El embarazo es una etapa de profundos cambios físicos y emocionales. En este contexto, la obesidad representa un desafío adicional tanto para la madre, como para el desarrollo del feto. Lea: Estos son los beneficios de ejercitarse en el embarazo y postparto
Por ello, durante el embarazo es primordial conocer cuál es el Índice de Masa Corporal (IMC), ya que, de ser alto, puede existir un impacto tanto en la salud de la embarazada como en la de su bebé.
En términos generales, un alto IMC puede provocar obesidad, esta última entendida como una acumulación anormal o excesiva de grasa que puede ser perjudicial para la salud, generando, principalmente, un desequilibrio entre el ingreso y gasto de calorías en el cuerpo.
Por ejemplo, se afecta la fertilidad de la mujer al inhibir la ovulación regular, e incluso se corre un mayor riesgo de no tener éxito en la fertilización in vitro. Además pueden tener dificultades en la hipertensión arterial y daños en órganos como el hígado y los riñones. Y finalmente, puede haber una mayor exposición al riesgo de sufrir una diabetes gestacional, una condición en los niveles de azúcar que suben de manera drástica en el cuerpo de la madre. Lea: Ganar más peso del recomendado en el embarazo aumenta el riesgo de muerte
La clave es diagnosticar a tiempo cualquiera de estas afectaciones, ya que es necesario que la mujer reciba un tratamiento oportuno y en el tiempo correcto con el fin de controlar los niveles de azúcar en la sangre o reducir el riesgo de posibles complicaciones.
Adicional a ello, advertir las implicaciones del sobrepeso en la salud del bebé: posibles afectaciones por trastornos congénitos, problemas de crecimiento, asma y obesidad infantil, problemas cognitivos y retraso en el desarrollo.
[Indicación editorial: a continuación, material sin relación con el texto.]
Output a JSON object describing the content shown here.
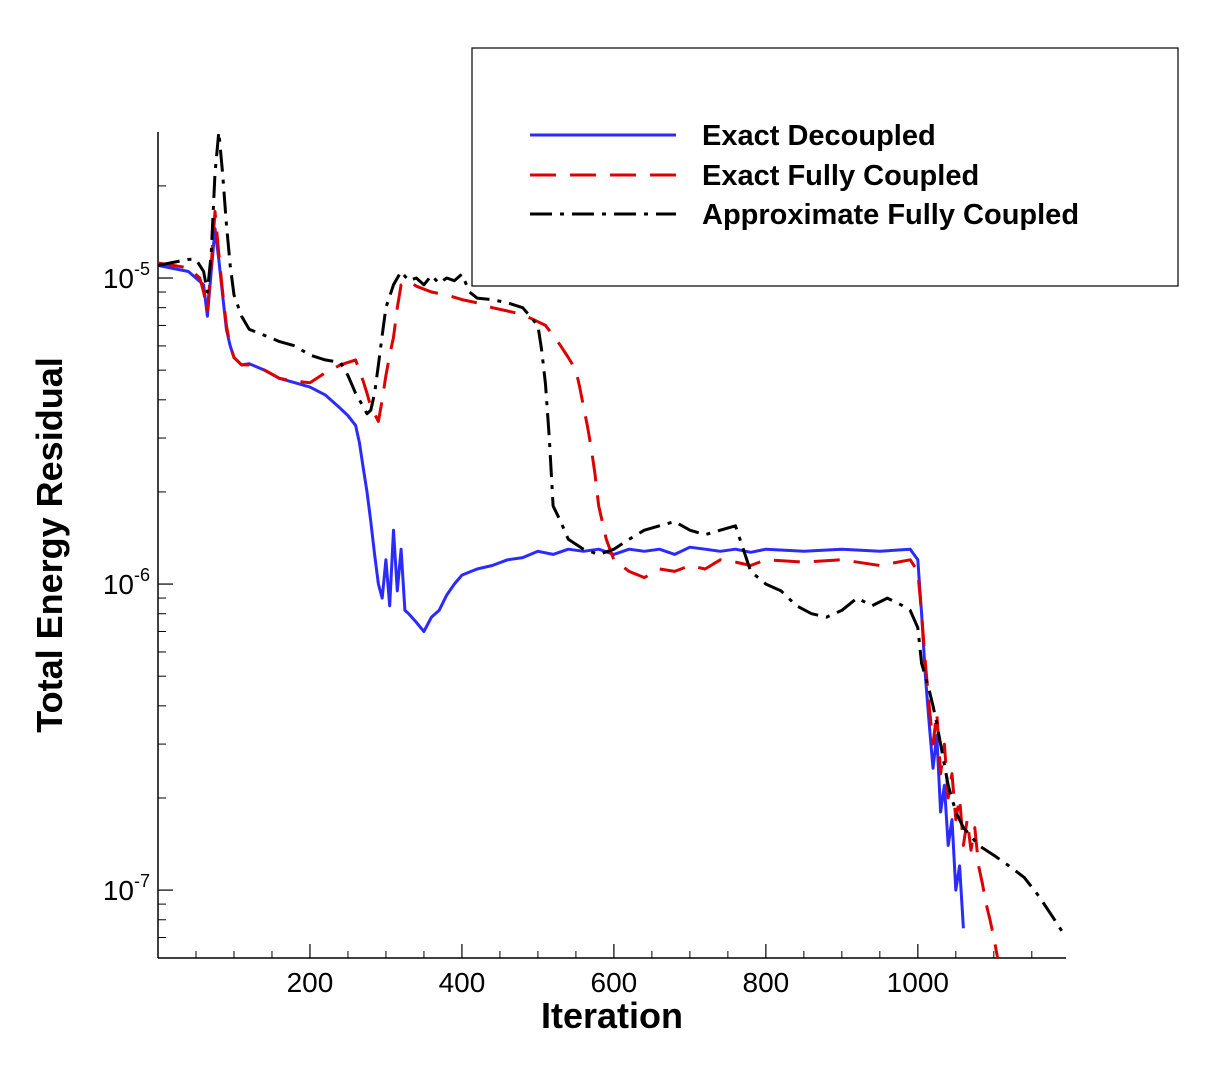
{
  "chart_data": {
    "type": "line",
    "xlabel": "Iteration",
    "ylabel": "Total Energy Residual",
    "xlim": [
      0,
      1195
    ],
    "ylim": [
      6e-08,
      3e-05
    ],
    "yscale": "log",
    "xticks": [
      200,
      400,
      600,
      800,
      1000
    ],
    "xtick_labels": [
      "200",
      "400",
      "600",
      "800",
      "1000"
    ],
    "yticks": [
      {
        "value": 1e-05,
        "base": "10",
        "exp": "-5"
      },
      {
        "value": 1e-06,
        "base": "10",
        "exp": "-6"
      },
      {
        "value": 1e-07,
        "base": "10",
        "exp": "-7"
      }
    ],
    "legend_position": "top-right",
    "series": [
      {
        "name": "Exact Decoupled",
        "color": "#2b2bff",
        "dash": "solid",
        "x": [
          0,
          40,
          60,
          65,
          70,
          75,
          80,
          85,
          90,
          95,
          100,
          110,
          120,
          140,
          160,
          180,
          200,
          220,
          240,
          250,
          260,
          265,
          270,
          275,
          280,
          285,
          290,
          295,
          300,
          305,
          310,
          315,
          320,
          325,
          330,
          340,
          350,
          360,
          370,
          380,
          390,
          400,
          420,
          440,
          460,
          480,
          500,
          520,
          540,
          560,
          580,
          600,
          620,
          640,
          660,
          680,
          700,
          720,
          740,
          760,
          780,
          800,
          850,
          900,
          950,
          990,
          1000,
          1005,
          1010,
          1015,
          1020,
          1025,
          1030,
          1035,
          1040,
          1045,
          1050,
          1055,
          1060
        ],
        "y": [
          1.1e-05,
          1.05e-05,
          9.5e-06,
          7.5e-06,
          1.05e-05,
          1.45e-05,
          1.15e-05,
          8.8e-06,
          6.8e-06,
          6e-06,
          5.5e-06,
          5.2e-06,
          5.25e-06,
          5e-06,
          4.7e-06,
          4.55e-06,
          4.4e-06,
          4.15e-06,
          3.75e-06,
          3.55e-06,
          3.3e-06,
          2.9e-06,
          2.4e-06,
          2e-06,
          1.6e-06,
          1.25e-06,
          1e-06,
          9e-07,
          1.2e-06,
          8.5e-07,
          1.5e-06,
          9.5e-07,
          1.3e-06,
          8.2e-07,
          8e-07,
          7.5e-07,
          7e-07,
          7.8e-07,
          8.2e-07,
          9.2e-07,
          1e-06,
          1.07e-06,
          1.12e-06,
          1.15e-06,
          1.2e-06,
          1.22e-06,
          1.28e-06,
          1.25e-06,
          1.3e-06,
          1.28e-06,
          1.3e-06,
          1.25e-06,
          1.3e-06,
          1.28e-06,
          1.3e-06,
          1.25e-06,
          1.32e-06,
          1.3e-06,
          1.28e-06,
          1.3e-06,
          1.27e-06,
          1.3e-06,
          1.28e-06,
          1.3e-06,
          1.28e-06,
          1.3e-06,
          1.2e-06,
          8e-07,
          5e-07,
          3.5e-07,
          2.5e-07,
          3.2e-07,
          1.8e-07,
          2.2e-07,
          1.4e-07,
          1.7e-07,
          1e-07,
          1.2e-07,
          7.5e-08
        ]
      },
      {
        "name": "Exact Fully Coupled",
        "color": "#dd0000",
        "dash": "dashed",
        "x": [
          0,
          40,
          55,
          60,
          65,
          70,
          75,
          80,
          85,
          90,
          95,
          100,
          110,
          120,
          140,
          160,
          180,
          200,
          220,
          240,
          250,
          260,
          270,
          275,
          280,
          285,
          290,
          295,
          300,
          305,
          310,
          315,
          320,
          330,
          340,
          360,
          380,
          400,
          420,
          440,
          460,
          480,
          500,
          510,
          520,
          530,
          540,
          550,
          555,
          560,
          565,
          570,
          575,
          580,
          590,
          600,
          620,
          640,
          660,
          680,
          700,
          720,
          740,
          760,
          780,
          800,
          850,
          900,
          950,
          990,
          1000,
          1005,
          1010,
          1015,
          1020,
          1025,
          1030,
          1035,
          1040,
          1045,
          1050,
          1055,
          1060,
          1065,
          1070,
          1075,
          1080,
          1085,
          1090,
          1095,
          1100,
          1105
        ],
        "y": [
          1.12e-05,
          1.08e-05,
          1e-05,
          9e-06,
          7.8e-06,
          1.1e-05,
          1.65e-05,
          1.2e-05,
          9e-06,
          7e-06,
          6e-06,
          5.5e-06,
          5.2e-06,
          5.2e-06,
          5e-06,
          4.7e-06,
          4.6e-06,
          4.55e-06,
          4.9e-06,
          5.2e-06,
          5.3e-06,
          5.4e-06,
          4.6e-06,
          4.2e-06,
          3.8e-06,
          3.6e-06,
          3.4e-06,
          4e-06,
          4.8e-06,
          5.6e-06,
          6.4e-06,
          8e-06,
          9.5e-06,
          9.8e-06,
          9.4e-06,
          9e-06,
          8.8e-06,
          8.5e-06,
          8.3e-06,
          8e-06,
          7.8e-06,
          7.6e-06,
          7.2e-06,
          7e-06,
          6.5e-06,
          6e-06,
          5.5e-06,
          5e-06,
          4.4e-06,
          3.8e-06,
          3.3e-06,
          2.8e-06,
          2.3e-06,
          1.8e-06,
          1.4e-06,
          1.2e-06,
          1.1e-06,
          1.05e-06,
          1.12e-06,
          1.1e-06,
          1.15e-06,
          1.12e-06,
          1.2e-06,
          1.18e-06,
          1.15e-06,
          1.2e-06,
          1.18e-06,
          1.2e-06,
          1.15e-06,
          1.2e-06,
          1.1e-06,
          8e-07,
          5.5e-07,
          4e-07,
          3e-07,
          3.8e-07,
          2.4e-07,
          3e-07,
          2e-07,
          2.4e-07,
          1.7e-07,
          2e-07,
          1.4e-07,
          1.7e-07,
          1.35e-07,
          1.6e-07,
          1.2e-07,
          1.05e-07,
          9e-08,
          8e-08,
          7e-08,
          6e-08
        ]
      },
      {
        "name": "Approximate Fully Coupled",
        "color": "#000000",
        "dash": "dashdot",
        "x": [
          0,
          40,
          50,
          55,
          60,
          65,
          70,
          75,
          80,
          85,
          90,
          95,
          100,
          110,
          120,
          140,
          160,
          180,
          200,
          220,
          240,
          250,
          260,
          270,
          275,
          280,
          285,
          290,
          295,
          300,
          310,
          320,
          330,
          340,
          350,
          360,
          370,
          380,
          390,
          400,
          410,
          420,
          440,
          460,
          480,
          500,
          505,
          510,
          515,
          520,
          530,
          540,
          560,
          580,
          600,
          620,
          640,
          660,
          680,
          700,
          720,
          740,
          760,
          780,
          800,
          820,
          840,
          860,
          880,
          900,
          920,
          940,
          960,
          980,
          990,
          1000,
          1005,
          1010,
          1015,
          1020,
          1025,
          1030,
          1040,
          1050,
          1060,
          1070,
          1080,
          1100,
          1120,
          1140,
          1160,
          1180,
          1195
        ],
        "y": [
          1.1e-05,
          1.15e-05,
          1.15e-05,
          1.1e-05,
          1.05e-05,
          9e-06,
          1.2e-05,
          2.2e-05,
          3e-05,
          2.2e-05,
          1.5e-05,
          1.1e-05,
          8.8e-06,
          7.5e-06,
          6.8e-06,
          6.5e-06,
          6.2e-06,
          6e-06,
          5.6e-06,
          5.4e-06,
          5.3e-06,
          4.8e-06,
          4.2e-06,
          3.8e-06,
          3.6e-06,
          3.7e-06,
          4.2e-06,
          5.2e-06,
          6.5e-06,
          8e-06,
          9.5e-06,
          1.05e-05,
          9.8e-06,
          1e-05,
          9.5e-06,
          1.02e-05,
          9.6e-06,
          1e-05,
          9.8e-06,
          1.03e-05,
          9e-06,
          8.6e-06,
          8.5e-06,
          8.3e-06,
          8e-06,
          7e-06,
          5.8e-06,
          4.5e-06,
          3e-06,
          1.8e-06,
          1.6e-06,
          1.4e-06,
          1.3e-06,
          1.25e-06,
          1.3e-06,
          1.4e-06,
          1.5e-06,
          1.55e-06,
          1.6e-06,
          1.5e-06,
          1.45e-06,
          1.5e-06,
          1.55e-06,
          1.1e-06,
          1e-06,
          9.5e-07,
          8.5e-07,
          8e-07,
          7.8e-07,
          8.2e-07,
          9e-07,
          8.5e-07,
          9e-07,
          8.5e-07,
          8.2e-07,
          7.2e-07,
          5.5e-07,
          5e-07,
          4.5e-07,
          4e-07,
          3.5e-07,
          3e-07,
          2.2e-07,
          1.8e-07,
          1.6e-07,
          1.5e-07,
          1.4e-07,
          1.3e-07,
          1.2e-07,
          1.1e-07,
          9.5e-08,
          8e-08,
          7e-08
        ]
      }
    ]
  }
}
“Si bien la obesidad es un asunto de salud que debe ser combatido con urgencia desde la prevención, el diagnóstico oportuno juega un papel fundamental para atender y abordar el problema porque en la mayoría de los casos se atiende a mujeres que ya presentan un estado crítico”, explica Helida Silva, directora de Asuntos Médicos para Siemens Healthineers, Latinoamérica.
En definitiva, el manejo de la obesidad en el embarazo requiere un enfoque integral. Siguiendo las recomendaciones, las mujeres embarazadas pueden cuidar de su salud y la de su bebé, sentando las bases para un futuro saludable para ambos.
Recomendaciones de expertos
Los expertos en salud materno-infantil enfatizan la importancia de abordar este tema con cuidado y conocimiento.
1. Entendiendo los riesgos: La obesidad en el embarazo puede aumentar el riesgo de complicaciones como la diabetes gestacional, la hipertensión inducida por el embarazo, y el parto prematuro. Además, puede afectar el desarrollo fetal y aumentar el riesgo de obesidad infantil.
2. Alimentación equilibrada: Los nutricionistas recomiendan una dieta balanceada rica en frutas, verduras, proteínas magras y granos enteros. Es crucial evitar el consumo excesivo de azúcares y grasas saturadas. La moderación y la variedad son clave.
3. Actividad física regular: El ejercicio moderado es beneficioso durante el embarazo. Actividades como caminar, natación o yoga prenatal son opciones seguras que ayudan a controlar el peso y mejorar la circulación.
4. Monitoreo médico: Las visitas regulares al obstetra son fundamentales. El seguimiento médico permite detectar y manejar cualquier complicación a tiempo.
5. Apoyo emocional: La salud mental es tan importante como la física. Unirse a grupos de apoyo o buscar asesoramiento psicológico puede ser útil para manejar el estrés y las emociones durante el embarazo.